L’idée de Dieu dans les théories de Freud et de Jung : questions épistémologiques pour la psychanalyse. Rodrigo Carlos Gewehr

Directeur de thèse : Professeur Luiz Eduardo Prado de Oliveira
Soutenue le 3 février 2012 à l’Université Paris 7 – Denis Diderot - UFR de Sciences Humaines Cliniques - Ecole Doctorale “Recherches en psychanalyse et psychopathologie” - Doctorat de Psychopathologie et Psychanalyse

Jury : professeurs Mareike Wolf-Fédida, Luiz Eduardo Prado de Oliveira, Michel Dupuis, Véronique Liard et Christian Gaillard.

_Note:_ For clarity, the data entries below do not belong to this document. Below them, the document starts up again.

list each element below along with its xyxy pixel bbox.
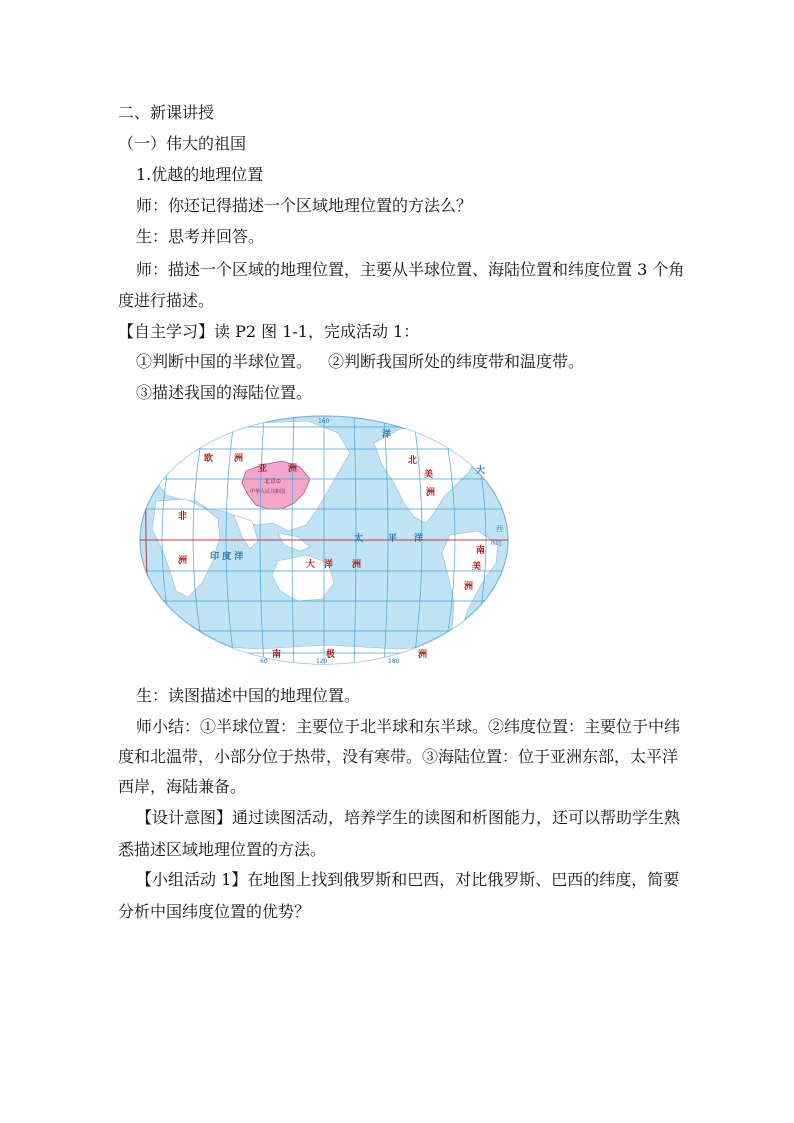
west-label: 西	[496, 525, 503, 533]
task-2: ②判断我国所处的纬度带和温度带。	[328, 352, 585, 371]
east-longitude-label: 东经	[490, 540, 503, 547]
summary-line-1: 师小结：①半球位置：主要位于北半球和东半球。②纬度位置：主要位于中纬	[136, 717, 681, 736]
subsection-heading: （一）伟大的祖国	[118, 134, 247, 153]
task-1: ①判断中国的半球位置。	[136, 352, 313, 371]
label-ya: 亚	[258, 464, 268, 474]
design-intent-line-2: 悉描述区域地理位置的方法。	[118, 840, 327, 859]
task-3: ③描述我国的海陆位置。	[136, 383, 313, 402]
label-zhou-sa: 洲	[464, 582, 474, 592]
label-zhou-eu: 洲	[234, 454, 244, 464]
label-zhou-an: 洲	[418, 650, 428, 660]
label-zhou-na: 洲	[426, 488, 436, 498]
label-zhou-au: 洲	[352, 560, 362, 570]
self-study-instruction: 【自主学习】读 P2 图 1-1，完成活动 1：	[118, 322, 420, 341]
label-ji-an: 极	[326, 650, 336, 660]
topic-heading: 1.优越的地理位置	[136, 165, 264, 184]
label-pacific-n: 洋	[382, 430, 392, 440]
label-bei-na: 北	[408, 456, 418, 466]
label-da-au: 大	[306, 560, 316, 570]
tick-120-bottom: 120	[316, 658, 328, 665]
group-activity-line-1: 【小组活动 1】在地图上找到俄罗斯和巴西，对比俄罗斯、巴西的纬度，简要	[136, 870, 680, 889]
label-indian-ocean: 印 度 洋	[210, 552, 244, 562]
china-label: 中华人民共和国	[250, 489, 286, 495]
tick-160-top: 160	[318, 418, 330, 425]
student-read-map: 生：读图描述中国的地理位置。	[136, 686, 361, 705]
group-activity-line-2: 分析中国纬度位置的优势？	[118, 902, 311, 921]
label-eu: 欧	[204, 454, 214, 464]
label-mei-sa: 美	[472, 562, 482, 572]
label-tai: 太	[354, 534, 364, 544]
label-zhou-as: 洲	[288, 464, 298, 474]
label-mei-na: 美	[424, 470, 434, 480]
label-nan-an: 南	[272, 650, 282, 660]
label-yang-au: 洋	[324, 560, 334, 570]
greenland-landmass	[438, 417, 484, 441]
label-yang-p: 洋	[414, 534, 424, 544]
beijing-label: 北京⊙	[264, 478, 282, 485]
tick-60-bottom: 60	[260, 658, 268, 665]
label-ping: 平	[388, 534, 398, 544]
summary-line-2: 度和北温带，小部分位于热带，没有寒带。③海陆位置：位于亚洲东部，太平洋	[118, 747, 679, 766]
label-fei: 非	[178, 512, 188, 522]
design-intent-line-1: 【设计意图】通过读图活动，培养学生的读图和析图能力，还可以帮助学生熟	[136, 808, 681, 827]
section-heading: 二、新课讲授	[118, 103, 215, 122]
teacher-question: 师：你还记得描述一个区域地理位置的方法么？	[136, 196, 473, 215]
teacher-explanation-line-2: 度进行描述。	[118, 291, 215, 310]
world-map	[138, 413, 510, 667]
tick-180-bottom: 180	[388, 658, 400, 665]
label-arctic-da: 大	[476, 466, 486, 476]
student-answer: 生：思考并回答。	[136, 227, 265, 246]
label-nan-sa: 南	[476, 546, 486, 556]
label-zhou-af: 洲	[178, 556, 188, 566]
world-map-figure	[138, 413, 510, 667]
teacher-explanation-line-1: 师：描述一个区域的地理位置，主要从半球位置、海陆位置和纬度位置 3 个角	[136, 260, 685, 279]
summary-line-3: 西岸，海陆兼备。	[118, 777, 247, 796]
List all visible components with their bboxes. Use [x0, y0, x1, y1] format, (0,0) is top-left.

Les frontières entre la recherche empirique et les constructions théoriques sont au centre de ce travail ; elles en constituent le point nodal. Nous cherchons à interroger, à travers l’idée de Dieu, les soubassements des théories de Freud et de Jung à fin de comprendre leurs présupposés sur la nature du psychisme. Malgré les siècles, voire millénaires de débat sur la psyché, ses fondements ne restent pas moins méconnus, et si l’introduction de l’inconscient a ajouté de la complexité au système, cela n’a pas apporté une résolution au problème. En effet, la psychologie des profondeurs a dû faire face à cette difficulté, et aussi bien Freud que Jung a essayé d’y répondre. Néanmoins, les différences d’approche, parfois radicales, laissent entrevoir les obstacles pour cerner l’objet et créer un langage commun. Nous allons prendre l’idée de Dieu – élément problématique par excellence, concept-limite par nature – comme un cas de figure pour nous approcher des deux auteurs en question et faire valoir leurs approches de l’inconscient et de la psyché. Tous les deux se sont appropriés de cette notion et ont essayé de trouver une solution psychologique au vécu religieux. Leurs résultats ne sauraient néanmoins être plus différents, même s’ils tiennent le discours d’un fondement empirique pour ce qui est de leurs affirmations sur l’idée de Dieu. À quoi doit-on cela ? Pourquoi la psychologie des profondeurs produit des positions si dissemblables ? Si la recherche empirique est la source de ces théories, comment se fait-il que l’on arrive à des données contradictoires, voire à des paradoxes sur le même objet ? Qu’est-ce que cela nous révèle sur la nature de la psyché ? Notre travail a essayé de montrer que la recherche en psychologie des profondeurs outrepasse souvent les limites de l’empirie, surtout quand il est question d’expériences radicales du sens, dont la psyché, et Dieu, en font partie.